Holocaust survivor speaks at Laurier


(Photo by Cristina Rucchetta)

Last Thursday, as part of Holocaust Education week, Holocaust survivor Miriam Frankel came to Wilfrid Laurier University to share her experience.

Frankel began by explaining to the audience why she felt it was important to share her story despite how painful and difficult it was to speak of.

As a survivor she not only felt obligated to tell her story because of Holocaust denial, but also because she is one of the few survivors left.

“Hearing a story from a survivor, you’ll hear it in a different way,” she explained.

As conditions in Europe started to deteriorate during the Second World War, Frankel and her family were forced out of Italy back to Czechoslovakia, which was occupied by Hungary at the time.

“We underwent terrible taunting and bullying by other kids . . . our life was made just miserable,” Frankel said to the audience with regards to living in Czechoslovakia.

“Every morning I would beg not to go to school, this went on for about four years.”

Eventually her family was forced to a ghetto, and later deported to an unknown destination.

“I remember knowing the meaning of this and saying, ‘Papa, these men, they want to kill us, they’re going to kill us.’ I couldn’t get rid of that horrible foreboding feeling,” Frankel reminisced.

The final stop the train made was at Auschwitz, which was the last time Frankel ever saw her mother or sisters.

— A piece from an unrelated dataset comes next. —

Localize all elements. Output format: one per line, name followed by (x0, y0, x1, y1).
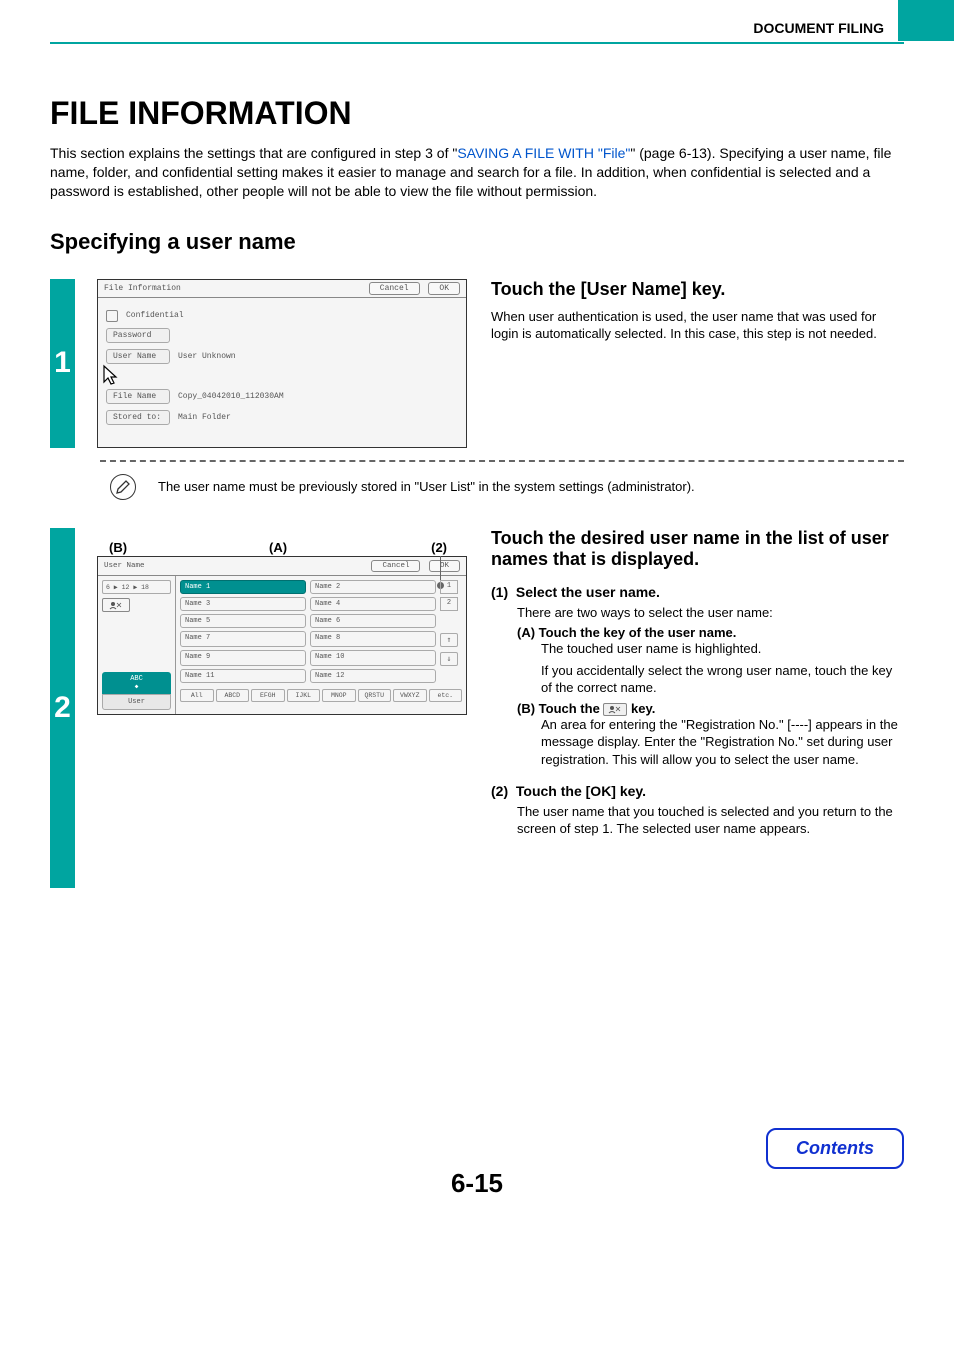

The horrors that Frankel described created a silenced and shaken audience.

Her descriptions of the brutality and sadness of her times at Auschwitz were alarming, but what was truly incredible was Frankel’s bravery and strength, which led to her survival.

“It was sheer hell that you cannot even begin to imagine; at night you could hear screaming of young women giving birth, you could hear the dying, it was horrendous,” Frankel described.

“It was like I was living in a nightmare.”

Despite extreme security in the camps, after hearing her father might be nearby, Frankel contacted him. Frankel’s father passed on inspiring advice, which gave Frankel strength.

“Remember that no matter what they do to you here, they cannot degrade you so long as you know who you are and where you come from,” her father had told her.

Remembering to have faith and do her prayers helped Frankel through the most challenging of times and eventually she was moved from Auschwitz to a munitions camp that produced land mines.

After the war, survivors such as Frankel were overwhelmed with emotions.

“At first it was amazing, but that was when the real fear comes in, real problems and the anxiety,” said Frankel. “Do I have to go back home? Do I have a family? That was the most horrible time for me.”

Frankel discussed the hardships following the war and how she lived in utter denial.

It took her two years to come to terms with the loss of her parents, siblings, grandparents and all together over fifty family members.

“I’m very grateful that Canada gave me a home and to so many other immigrants,” expressed Frankel.

“We appreciate it and [have] become very contributing and good citizens of Canada.”

Frankel concluded by saying she feels it is important to discuss the past and share these stories.

When asked about her overall message she replied, “you can’t imagine what war does to people, to families and to countries, and that is my message.”